Hierboven zie je de sommatie van de verschillende filters met gelijke crossoverfrequente en steilheid (bron: Rane note 147).
 
*De sommatie geldt alleen als de beide speakers dicht naast elkaar staan.

Steilheid van een filter 
De steilheid van een filter bepaalt hoe sterk er net boven (lowpass) of onder (highpass) de filterfrequentie wordt gefilterd. Een steiler filter verzwakt meer. De steilheid wordt uitgebrukt in aantal dB per octaaf, waarbij een octaaf een verdubbeling in frequentie is. Bijvoorbeeld 12dB/octaaf filter met een kantelpunt van 100Hz geeft op 200Hz een verzwakking van 12dB. Er bestaan filters met een steilheid van 6,12,18 of 24dB/oct.
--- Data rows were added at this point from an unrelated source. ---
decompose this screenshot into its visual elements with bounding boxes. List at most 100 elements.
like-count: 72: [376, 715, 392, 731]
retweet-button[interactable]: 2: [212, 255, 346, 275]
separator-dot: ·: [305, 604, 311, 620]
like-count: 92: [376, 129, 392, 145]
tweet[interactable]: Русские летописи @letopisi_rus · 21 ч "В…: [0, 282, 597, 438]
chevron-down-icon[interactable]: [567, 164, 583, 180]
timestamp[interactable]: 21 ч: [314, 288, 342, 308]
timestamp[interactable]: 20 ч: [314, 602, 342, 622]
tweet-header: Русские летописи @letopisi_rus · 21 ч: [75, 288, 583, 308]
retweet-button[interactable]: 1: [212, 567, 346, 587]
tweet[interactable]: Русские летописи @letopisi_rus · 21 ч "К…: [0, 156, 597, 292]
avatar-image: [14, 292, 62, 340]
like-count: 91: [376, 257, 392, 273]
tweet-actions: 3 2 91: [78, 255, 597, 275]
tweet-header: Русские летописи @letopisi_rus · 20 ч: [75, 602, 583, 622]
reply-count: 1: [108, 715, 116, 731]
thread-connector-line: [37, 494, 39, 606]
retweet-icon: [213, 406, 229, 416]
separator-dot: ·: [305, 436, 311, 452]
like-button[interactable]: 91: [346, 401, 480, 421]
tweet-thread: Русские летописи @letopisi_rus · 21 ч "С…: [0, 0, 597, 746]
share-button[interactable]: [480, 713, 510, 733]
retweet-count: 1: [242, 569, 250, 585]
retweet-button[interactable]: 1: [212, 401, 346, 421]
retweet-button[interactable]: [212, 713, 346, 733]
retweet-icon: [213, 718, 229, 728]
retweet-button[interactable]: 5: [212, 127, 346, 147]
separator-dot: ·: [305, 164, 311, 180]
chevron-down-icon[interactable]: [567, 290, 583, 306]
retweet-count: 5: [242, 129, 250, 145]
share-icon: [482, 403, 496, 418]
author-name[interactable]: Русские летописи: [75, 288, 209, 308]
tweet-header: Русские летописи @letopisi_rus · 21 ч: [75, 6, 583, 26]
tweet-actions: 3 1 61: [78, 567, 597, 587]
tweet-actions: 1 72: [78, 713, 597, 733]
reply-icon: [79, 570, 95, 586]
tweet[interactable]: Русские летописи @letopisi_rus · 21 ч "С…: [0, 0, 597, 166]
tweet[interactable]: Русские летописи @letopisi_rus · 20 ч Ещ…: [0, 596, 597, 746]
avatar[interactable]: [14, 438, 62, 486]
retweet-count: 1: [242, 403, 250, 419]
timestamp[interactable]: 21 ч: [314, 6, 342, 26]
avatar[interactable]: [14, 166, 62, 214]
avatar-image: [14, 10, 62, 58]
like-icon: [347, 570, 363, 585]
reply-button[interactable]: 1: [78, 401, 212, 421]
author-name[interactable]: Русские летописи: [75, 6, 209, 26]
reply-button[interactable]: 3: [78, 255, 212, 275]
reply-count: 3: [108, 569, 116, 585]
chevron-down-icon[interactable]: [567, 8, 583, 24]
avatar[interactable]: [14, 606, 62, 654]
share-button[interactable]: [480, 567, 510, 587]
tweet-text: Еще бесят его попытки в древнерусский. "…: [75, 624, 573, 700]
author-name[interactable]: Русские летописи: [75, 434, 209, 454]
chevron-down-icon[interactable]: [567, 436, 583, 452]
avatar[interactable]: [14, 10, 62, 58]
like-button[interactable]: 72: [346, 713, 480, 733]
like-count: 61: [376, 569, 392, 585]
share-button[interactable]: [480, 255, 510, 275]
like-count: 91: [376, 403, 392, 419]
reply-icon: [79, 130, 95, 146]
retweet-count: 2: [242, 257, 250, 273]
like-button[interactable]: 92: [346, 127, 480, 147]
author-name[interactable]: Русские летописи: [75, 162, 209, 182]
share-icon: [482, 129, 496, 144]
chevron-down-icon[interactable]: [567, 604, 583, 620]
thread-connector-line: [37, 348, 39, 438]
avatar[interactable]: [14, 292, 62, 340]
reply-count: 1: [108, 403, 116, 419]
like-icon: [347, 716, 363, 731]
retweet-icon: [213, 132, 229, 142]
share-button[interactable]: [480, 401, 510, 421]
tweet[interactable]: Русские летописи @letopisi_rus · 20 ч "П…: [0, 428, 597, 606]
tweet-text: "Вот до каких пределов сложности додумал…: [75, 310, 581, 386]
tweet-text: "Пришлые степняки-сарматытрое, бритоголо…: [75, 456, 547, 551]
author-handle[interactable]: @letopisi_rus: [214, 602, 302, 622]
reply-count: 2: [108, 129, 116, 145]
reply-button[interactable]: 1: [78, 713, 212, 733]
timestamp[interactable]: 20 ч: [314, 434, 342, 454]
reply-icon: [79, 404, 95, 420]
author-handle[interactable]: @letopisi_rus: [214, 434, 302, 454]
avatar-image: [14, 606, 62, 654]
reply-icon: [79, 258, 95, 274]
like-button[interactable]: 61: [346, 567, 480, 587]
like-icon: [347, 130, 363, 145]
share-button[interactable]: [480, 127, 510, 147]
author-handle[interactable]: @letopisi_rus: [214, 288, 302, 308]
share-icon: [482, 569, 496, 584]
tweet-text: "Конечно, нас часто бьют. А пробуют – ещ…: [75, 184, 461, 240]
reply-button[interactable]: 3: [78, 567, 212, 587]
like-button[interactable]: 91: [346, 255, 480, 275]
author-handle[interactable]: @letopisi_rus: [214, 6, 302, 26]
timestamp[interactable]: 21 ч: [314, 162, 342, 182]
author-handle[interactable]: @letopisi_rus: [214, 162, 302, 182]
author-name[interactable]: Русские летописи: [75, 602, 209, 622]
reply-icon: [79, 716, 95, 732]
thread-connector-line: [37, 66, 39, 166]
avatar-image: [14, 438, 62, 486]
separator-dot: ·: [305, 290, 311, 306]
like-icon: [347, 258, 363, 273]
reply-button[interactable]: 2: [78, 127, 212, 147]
Hoe stijler het filter, hoe meer componenten je nodig hebt. Steiler filteren dan 24dB/oct wordt in de passieve filtering niet gedaan, o.a. vanwege de enorme hoeveelheid aan componenten die daarvoor nodig zijn.

Hieronder staan een aantal plaatjes van filterkarakteristieken van 1000Hz lowpass Bessel 6dB/oct, 12dB/oct en 18dB/oct filters. Je ziet vooral verschillen in het fasegedrag (rode curve's) en uiteraard de verschillen in filtersteilheid. Een hogere orde filter heeft een minder faselineair gedrag en daarmee een minder goed group delay. 
Dit zijn curves waarbij het filter niet belast wordt met een luidspreker. Een luidspreker zal het filter belasten met zijn impedantiekarakteristiek, dus met een impedantie welke frequentieafhankelijk is. De filterwerking zal daardoor veranderen (verschuiving van de filterfrequentie en andere steilheid bijvoorbeeld). Daarom moet bij het ontwerpen van een filter altijd de impedantiekarakteristieken van alle gebruikte luidsprekers in hun behuizing (!) bekent zijn en meegenomen worden in een simulatie. En daarna zal pas een zinvolle frequentiemeting en luistertest gedaan kunnen worden.